Lok Sabha has listed just the Finance Bill for discussion on Tuesday as it will take time for lawmakers from all political parties to debate the Budget proposals.
Sources say there may not be major changes in the Finance Bill and will be passed after discussion. There may be hardly any changes in indirect taxes as the government is set to roll out the Goods and Services Tax from July.
On February 1, Jaitley said in his Budget speech the government aims to cut the fiscal deficit to 3.2% of GDP during 2017-18 from 3.5% in this financial year.
Here are the five things to watch out for in the Finance Bill:
1. Income tax rates
The Budget has proposed some relief for the middle class by halving the income tax rate for those having income of Rs 2.5-5 lakh to 5% from the present 10%.
Tax payers above the Rs 5 lakh bracket will get a maximum Rs 12,500 benefit for the tax cut.
A surcharge of 10% will be imposed on income between Rs 50 lakh to Rs 1 crore while it will be 15% above Rs 1 crore.
2. Corporate tax rate
The Budget also proposed slashing corporate tax rate to 25% from 30% for companies with turnover up to Rs 50 crore.
MAT will not be abolished but extended credit period to 15 years from the 10 years.
3. Cap on political donations
There might be a political debate over the Budget proposal for capping cash donation by an individual to a political party at Rs 2,000, one-tenth the present level of Rs 20,000 amount.
Jaitley has ruled out rolling back the proposal and said political parties can take donations from donors through cheque and digital payments.
The government also proposes to amend the RBI Act for issuing electoral bonds.
4. Higher investment in infrastructure
The government’s capital expenditure will be hiked by 25.4% in 2017-18, which will lead to faster economic growth.
Jaitley has allocated Rs 3.96 lakh crore for infrastructure including Rs 2.41 lakh crore in transport sector. The government plans to spend Rs 1.31 lakh crore for railways and Rs 64,000 crore investments in roads.
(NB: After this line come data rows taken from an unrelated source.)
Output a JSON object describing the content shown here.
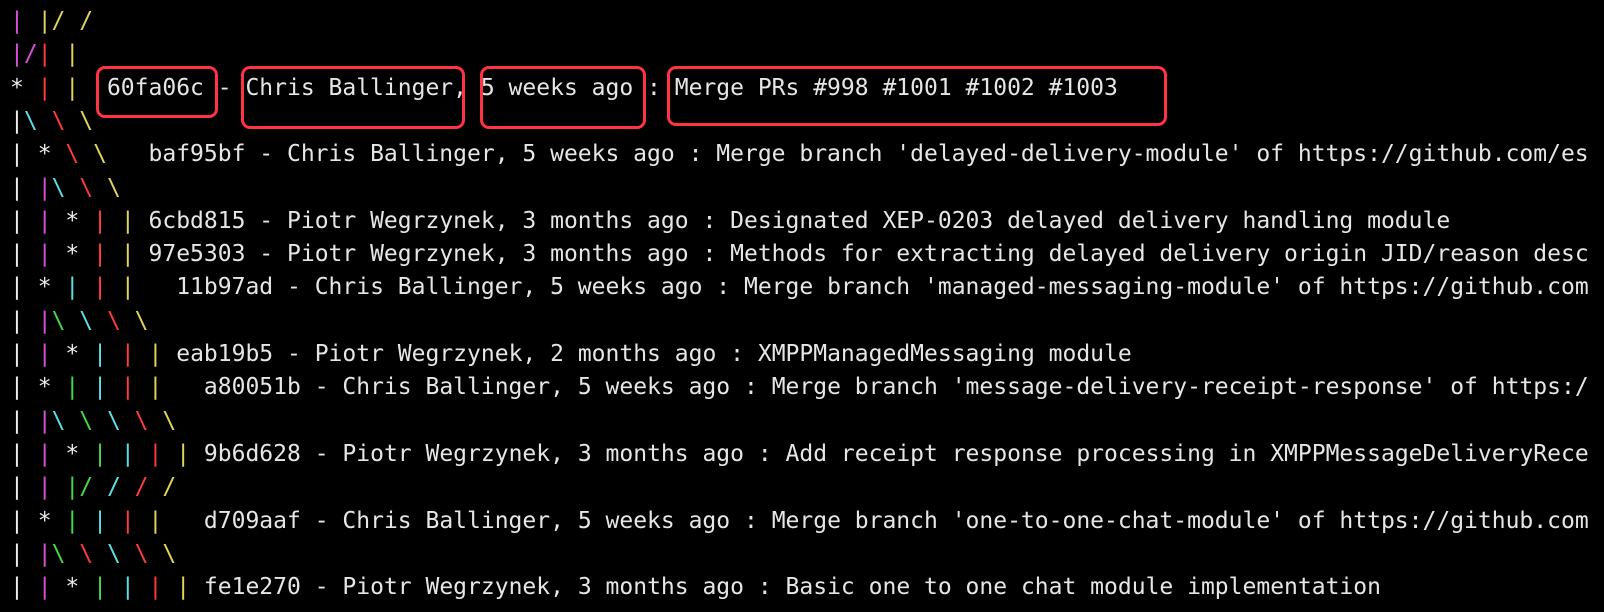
{
  "colors": {
    "background": "#000000",
    "text": "#e6e6e6",
    "highlight_border": "#ff3344",
    "graph": {
      "m": "#d94fd9",
      "y": "#e0d55a",
      "c": "#59e0e6",
      "g": "#46d946",
      "r": "#ff3b3b",
      "w": "#ededed"
    }
  },
  "lines": [
    {
      "graph": [
        [
          "| ",
          "m"
        ],
        [
          "|/ /",
          "y"
        ]
      ],
      "text": ""
    },
    {
      "graph": [
        [
          "|/",
          "m"
        ],
        [
          "| ",
          "r"
        ],
        [
          "|",
          "y"
        ]
      ],
      "text": ""
    },
    {
      "graph": [
        [
          "* ",
          "w"
        ],
        [
          "| ",
          "r"
        ],
        [
          "|  ",
          "y"
        ]
      ],
      "hash": "60fa06c",
      "sep1": " - ",
      "author": "Chris Ballinger",
      "sep2": ", ",
      "date": "5 weeks ago",
      "sep3": " : ",
      "message": "Merge PRs #998 #1001 #1002 #1003"
    },
    {
      "graph": [
        [
          "|",
          "w"
        ],
        [
          "\\ ",
          "c"
        ],
        [
          "\\ ",
          "r"
        ],
        [
          "\\",
          "y"
        ]
      ],
      "text": ""
    },
    {
      "graph": [
        [
          "| ",
          "w"
        ],
        [
          "* ",
          "w"
        ],
        [
          "\\ ",
          "r"
        ],
        [
          "\\   ",
          "y"
        ]
      ],
      "hash": "baf95bf",
      "sep1": " - ",
      "author": "Chris Ballinger",
      "sep2": ", ",
      "date": "5 weeks ago",
      "sep3": " : ",
      "message": "Merge branch 'delayed-delivery-module' of https://github.com/es"
    },
    {
      "graph": [
        [
          "| ",
          "w"
        ],
        [
          "|",
          "m"
        ],
        [
          "\\ ",
          "c"
        ],
        [
          "\\ ",
          "r"
        ],
        [
          "\\",
          "y"
        ]
      ],
      "text": ""
    },
    {
      "graph": [
        [
          "| ",
          "w"
        ],
        [
          "| ",
          "m"
        ],
        [
          "* ",
          "w"
        ],
        [
          "| ",
          "r"
        ],
        [
          "| ",
          "y"
        ]
      ],
      "hash": "6cbd815",
      "sep1": " - ",
      "author": "Piotr Wegrzynek",
      "sep2": ", ",
      "date": "3 months ago",
      "sep3": " : ",
      "message": "Designated XEP-0203 delayed delivery handling module"
    },
    {
      "graph": [
        [
          "| ",
          "w"
        ],
        [
          "| ",
          "m"
        ],
        [
          "* ",
          "w"
        ],
        [
          "| ",
          "r"
        ],
        [
          "| ",
          "y"
        ]
      ],
      "hash": "97e5303",
      "sep1": " - ",
      "author": "Piotr Wegrzynek",
      "sep2": ", ",
      "date": "3 months ago",
      "sep3": " : ",
      "message": "Methods for extracting delayed delivery origin JID/reason desc"
    },
    {
      "graph": [
        [
          "| ",
          "w"
        ],
        [
          "* ",
          "w"
        ],
        [
          "| ",
          "c"
        ],
        [
          "| ",
          "r"
        ],
        [
          "|   ",
          "y"
        ]
      ],
      "hash": "11b97ad",
      "sep1": " - ",
      "author": "Chris Ballinger",
      "sep2": ", ",
      "date": "5 weeks ago",
      "sep3": " : ",
      "message": "Merge branch 'managed-messaging-module' of https://github.com"
    },
    {
      "graph": [
        [
          "| ",
          "w"
        ],
        [
          "|",
          "m"
        ],
        [
          "\\ ",
          "g"
        ],
        [
          "\\ ",
          "c"
        ],
        [
          "\\ ",
          "r"
        ],
        [
          "\\",
          "y"
        ]
      ],
      "text": ""
    },
    {
      "graph": [
        [
          "| ",
          "w"
        ],
        [
          "| ",
          "m"
        ],
        [
          "* ",
          "w"
        ],
        [
          "| ",
          "c"
        ],
        [
          "| ",
          "r"
        ],
        [
          "| ",
          "y"
        ]
      ],
      "hash": "eab19b5",
      "sep1": " - ",
      "author": "Piotr Wegrzynek",
      "sep2": ", ",
      "date": "2 months ago",
      "sep3": " : ",
      "message": "XMPPManagedMessaging module"
    },
    {
      "graph": [
        [
          "| ",
          "w"
        ],
        [
          "* ",
          "w"
        ],
        [
          "| ",
          "g"
        ],
        [
          "| ",
          "c"
        ],
        [
          "| ",
          "r"
        ],
        [
          "|   ",
          "y"
        ]
      ],
      "hash": "a80051b",
      "sep1": " - ",
      "author": "Chris Ballinger",
      "sep2": ", ",
      "date": "5 weeks ago",
      "sep3": " : ",
      "message": "Merge branch 'message-delivery-receipt-response' of https:/"
    },
    {
      "graph": [
        [
          "| ",
          "w"
        ],
        [
          "|",
          "m"
        ],
        [
          "\\ ",
          "c"
        ],
        [
          "\\ ",
          "g"
        ],
        [
          "\\ ",
          "c"
        ],
        [
          "\\ ",
          "r"
        ],
        [
          "\\",
          "y"
        ]
      ],
      "text": ""
    },
    {
      "graph": [
        [
          "| ",
          "w"
        ],
        [
          "| ",
          "m"
        ],
        [
          "* ",
          "w"
        ],
        [
          "| ",
          "g"
        ],
        [
          "| ",
          "c"
        ],
        [
          "| ",
          "r"
        ],
        [
          "| ",
          "y"
        ]
      ],
      "hash": "9b6d628",
      "sep1": " - ",
      "author": "Piotr Wegrzynek",
      "sep2": ", ",
      "date": "3 months ago",
      "sep3": " : ",
      "message": "Add receipt response processing in XMPPMessageDeliveryRece"
    },
    {
      "graph": [
        [
          "| ",
          "w"
        ],
        [
          "| ",
          "m"
        ],
        [
          "|/ ",
          "g"
        ],
        [
          "/ ",
          "c"
        ],
        [
          "/ ",
          "r"
        ],
        [
          "/",
          "y"
        ]
      ],
      "text": ""
    },
    {
      "graph": [
        [
          "| ",
          "w"
        ],
        [
          "* ",
          "w"
        ],
        [
          "| ",
          "g"
        ],
        [
          "| ",
          "c"
        ],
        [
          "| ",
          "r"
        ],
        [
          "|   ",
          "y"
        ]
      ],
      "hash": "d709aaf",
      "sep1": " - ",
      "author": "Chris Ballinger",
      "sep2": ", ",
      "date": "5 weeks ago",
      "sep3": " : ",
      "message": "Merge branch 'one-to-one-chat-module' of https://github.com"
    },
    {
      "graph": [
        [
          "| ",
          "w"
        ],
        [
          "|",
          "m"
        ],
        [
          "\\ ",
          "g"
        ],
        [
          "\\ ",
          "r"
        ],
        [
          "\\ ",
          "c"
        ],
        [
          "\\ ",
          "r"
        ],
        [
          "\\",
          "y"
        ]
      ],
      "text": ""
    },
    {
      "graph": [
        [
          "| ",
          "w"
        ],
        [
          "| ",
          "m"
        ],
        [
          "* ",
          "w"
        ],
        [
          "| ",
          "g"
        ],
        [
          "| ",
          "c"
        ],
        [
          "| ",
          "r"
        ],
        [
          "| ",
          "y"
        ]
      ],
      "hash": "fe1e270",
      "sep1": " - ",
      "author": "Piotr Wegrzynek",
      "sep2": ", ",
      "date": "3 months ago",
      "sep3": " : ",
      "message": "Basic one to one chat module implementation"
    }
  ]
}
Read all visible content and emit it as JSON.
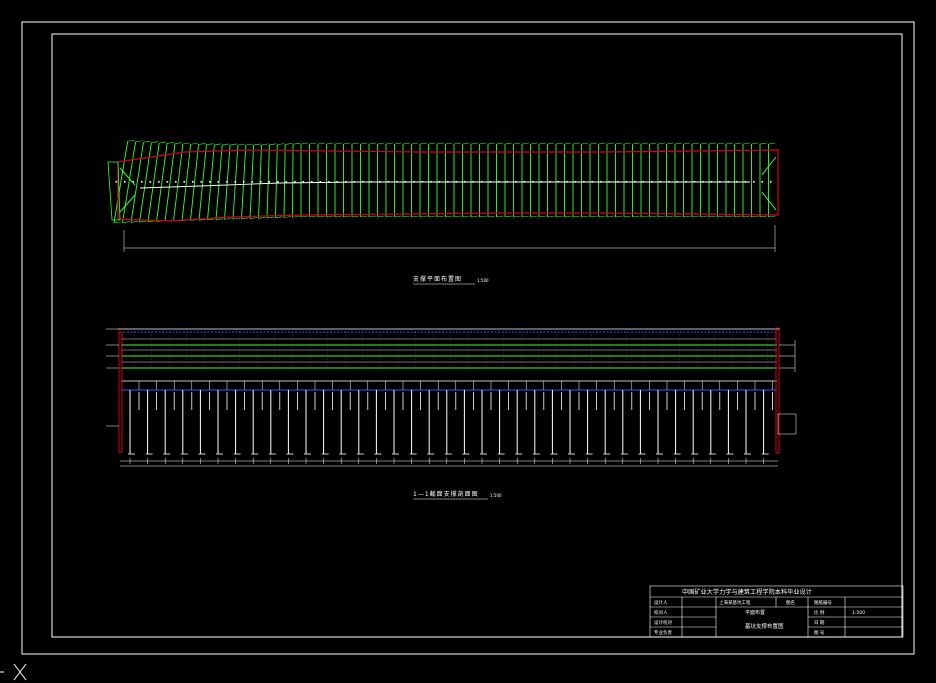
{
  "drawing": {
    "plan_title": "支撑平面布置图",
    "plan_scale": "1:500",
    "section_title": "1—1截面支撑剖面图",
    "section_scale": "1:500",
    "plan_dimension": "",
    "section_dimension": "",
    "top_marker": ""
  },
  "title_block": {
    "school": "中国矿业大学力学与建筑工程学院本科毕业设计",
    "rows": [
      {
        "label": "设计人",
        "value": "",
        "extra": ""
      },
      {
        "label": "校对人",
        "value": "上海某基坑工程",
        "extra": "图名"
      },
      {
        "label": "设计校对",
        "value": "",
        "extra": ""
      },
      {
        "label": "专业负责",
        "value": "",
        "extra": ""
      }
    ],
    "drawing_title": "基坑支撑布置图",
    "plan_name": "平面布置",
    "right_labels": [
      "图纸编号",
      "比 例",
      "日 期",
      "图 号"
    ],
    "right_values": [
      "",
      "1:500",
      "",
      ""
    ]
  },
  "colors": {
    "frame": "#ffffff",
    "outline": "#d4001a",
    "strut": "#33ff33",
    "axis": "#ffffff",
    "deck": "#3b4cff"
  },
  "icons": {
    "ucs": "ucs-x-icon"
  }
}
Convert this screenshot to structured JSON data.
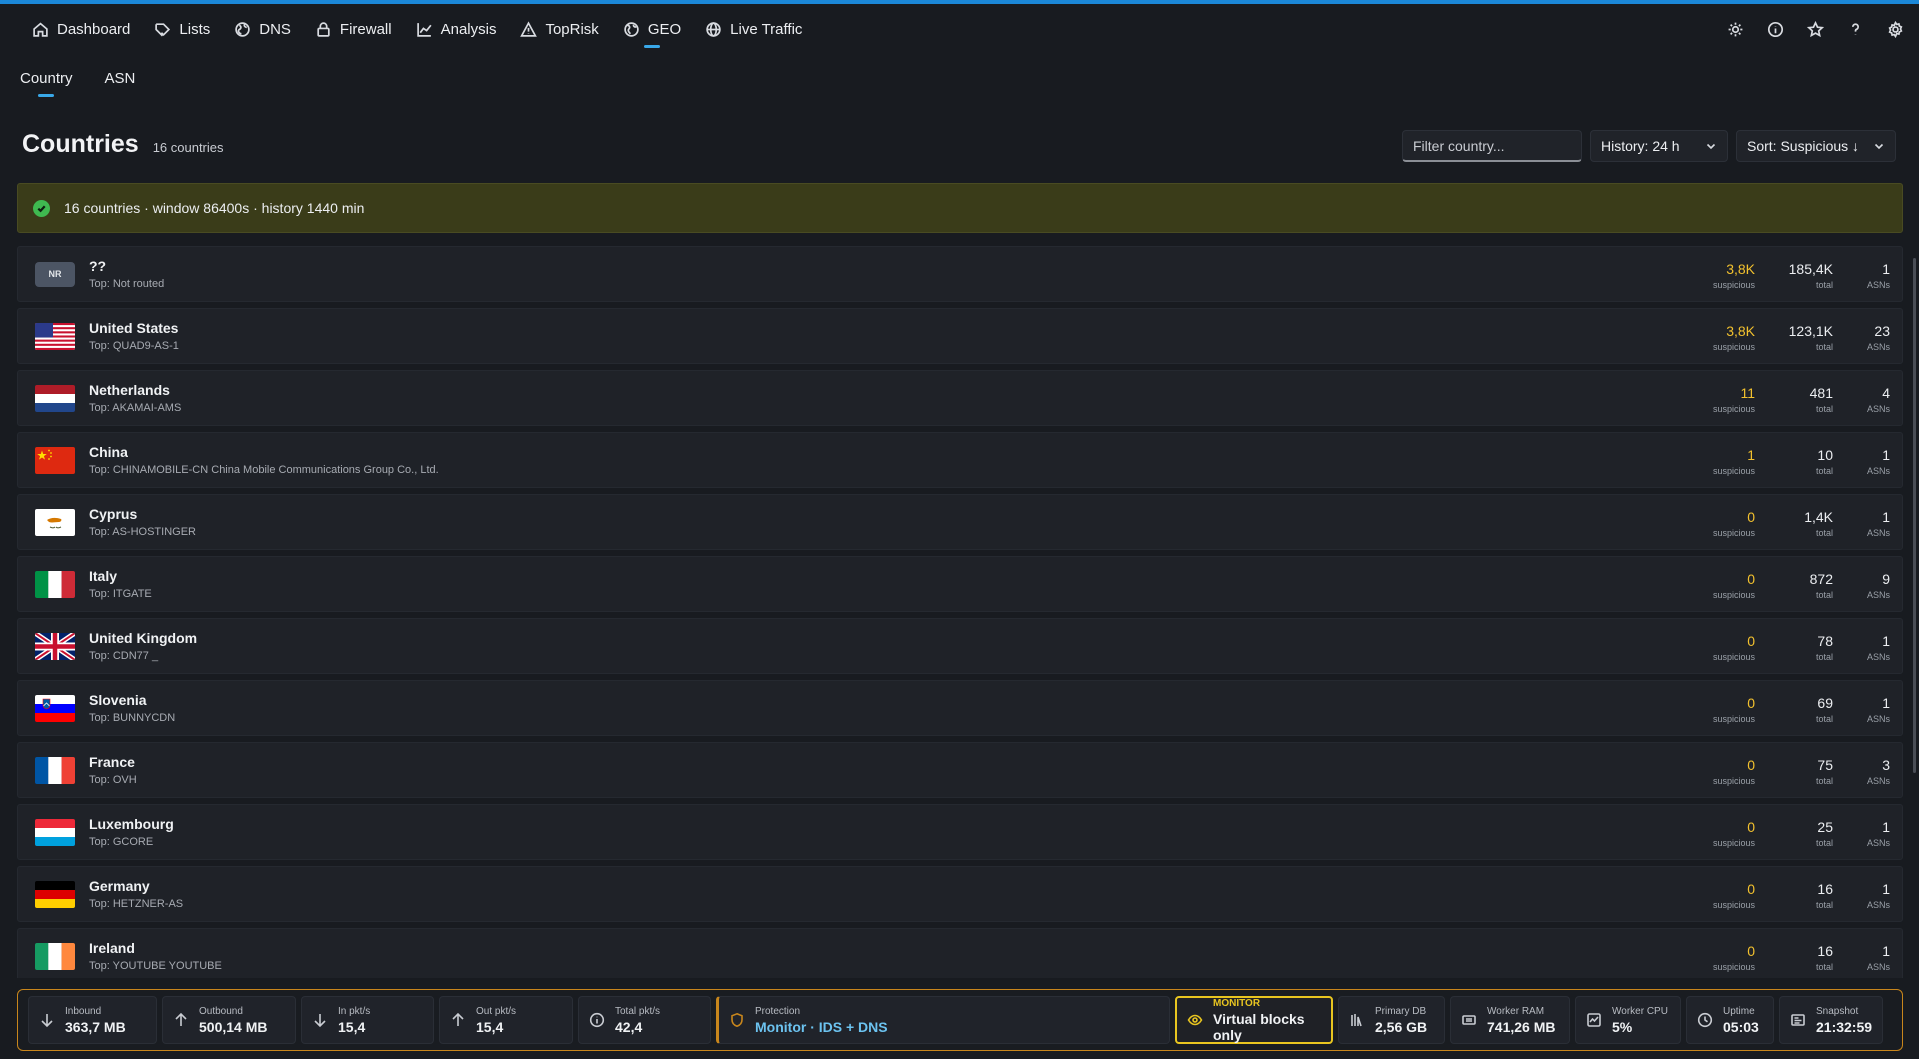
{
  "nav": {
    "items": [
      {
        "label": "Dashboard",
        "icon": "home-icon"
      },
      {
        "label": "Lists",
        "icon": "tag-icon"
      },
      {
        "label": "DNS",
        "icon": "globe-icon"
      },
      {
        "label": "Firewall",
        "icon": "lock-icon"
      },
      {
        "label": "Analysis",
        "icon": "chart-icon"
      },
      {
        "label": "TopRisk",
        "icon": "warning-icon"
      },
      {
        "label": "GEO",
        "icon": "earth-icon"
      },
      {
        "label": "Live Traffic",
        "icon": "web-icon"
      }
    ],
    "active": "GEO",
    "right_icons": [
      "sun-icon",
      "info-icon",
      "star-icon",
      "help-icon",
      "settings-icon"
    ]
  },
  "subtabs": {
    "country": "Country",
    "asn": "ASN",
    "active": "Country"
  },
  "header": {
    "title": "Countries",
    "count": "16 countries",
    "filter_placeholder": "Filter country...",
    "history": "History: 24 h",
    "sort": "Sort: Suspicious ↓"
  },
  "info": {
    "text": "16 countries · window 86400s · history 1440 min"
  },
  "labels": {
    "suspicious": "suspicious",
    "total": "total",
    "asns": "ASNs"
  },
  "countries": [
    {
      "name": "??",
      "top": "Top: Not routed",
      "suspicious": "3,8K",
      "total": "185,4K",
      "asns": "1",
      "flag": "NR"
    },
    {
      "name": "United States",
      "top": "Top: QUAD9-AS-1",
      "suspicious": "3,8K",
      "total": "123,1K",
      "asns": "23",
      "flag": "us"
    },
    {
      "name": "Netherlands",
      "top": "Top: AKAMAI-AMS",
      "suspicious": "11",
      "total": "481",
      "asns": "4",
      "flag": "nl"
    },
    {
      "name": "China",
      "top": "Top: CHINAMOBILE-CN China Mobile Communications Group Co., Ltd.",
      "suspicious": "1",
      "total": "10",
      "asns": "1",
      "flag": "cn"
    },
    {
      "name": "Cyprus",
      "top": "Top: AS-HOSTINGER",
      "suspicious": "0",
      "total": "1,4K",
      "asns": "1",
      "flag": "cy"
    },
    {
      "name": "Italy",
      "top": "Top: ITGATE",
      "suspicious": "0",
      "total": "872",
      "asns": "9",
      "flag": "it"
    },
    {
      "name": "United Kingdom",
      "top": "Top: CDN77 _",
      "suspicious": "0",
      "total": "78",
      "asns": "1",
      "flag": "gb"
    },
    {
      "name": "Slovenia",
      "top": "Top: BUNNYCDN",
      "suspicious": "0",
      "total": "69",
      "asns": "1",
      "flag": "si"
    },
    {
      "name": "France",
      "top": "Top: OVH",
      "suspicious": "0",
      "total": "75",
      "asns": "3",
      "flag": "fr"
    },
    {
      "name": "Luxembourg",
      "top": "Top: GCORE",
      "suspicious": "0",
      "total": "25",
      "asns": "1",
      "flag": "lu"
    },
    {
      "name": "Germany",
      "top": "Top: HETZNER-AS",
      "suspicious": "0",
      "total": "16",
      "asns": "1",
      "flag": "de"
    },
    {
      "name": "Ireland",
      "top": "Top: YOUTUBE YOUTUBE",
      "suspicious": "0",
      "total": "16",
      "asns": "1",
      "flag": "ie"
    }
  ],
  "status": {
    "inbound": {
      "label": "Inbound",
      "value": "363,7 MB"
    },
    "outbound": {
      "label": "Outbound",
      "value": "500,14 MB"
    },
    "in_pkt": {
      "label": "In pkt/s",
      "value": "15,4"
    },
    "out_pkt": {
      "label": "Out pkt/s",
      "value": "15,4"
    },
    "total_pkt": {
      "label": "Total pkt/s",
      "value": "42,4"
    },
    "protection": {
      "label": "Protection",
      "value": "Monitor · IDS + DNS"
    },
    "monitor": {
      "label": "MONITOR",
      "value": "Virtual blocks only"
    },
    "primary_db": {
      "label": "Primary DB",
      "value": "2,56 GB"
    },
    "worker_ram": {
      "label": "Worker RAM",
      "value": "741,26 MB"
    },
    "worker_cpu": {
      "label": "Worker CPU",
      "value": "5%"
    },
    "uptime": {
      "label": "Uptime",
      "value": "05:03"
    },
    "snapshot": {
      "label": "Snapshot",
      "value": "21:32:59"
    }
  },
  "colors": {
    "accent": "#39a8e8",
    "suspicious": "#f2c12e",
    "info_bg": "#3a3c19",
    "status_border": "#c8861c",
    "monitor": "#e8c520"
  }
}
The government proposed creation of a rail safety fund of Rs 1 lakh crore over the next five years.
5. PSU share sale, ETFs
The government targets Rs 72,500 crore from disinvestment of public sector companies including listing of Railway PSUs--IRCTC, IRCON and IRFC.
The finance ministry is also expected to come out with a procedure for a time-bound listing of CPSEs.
Jaitley also indicated to consolidation option for PSUs and a new CPSE Exchange Traded Fund (ETF) in 2017-18.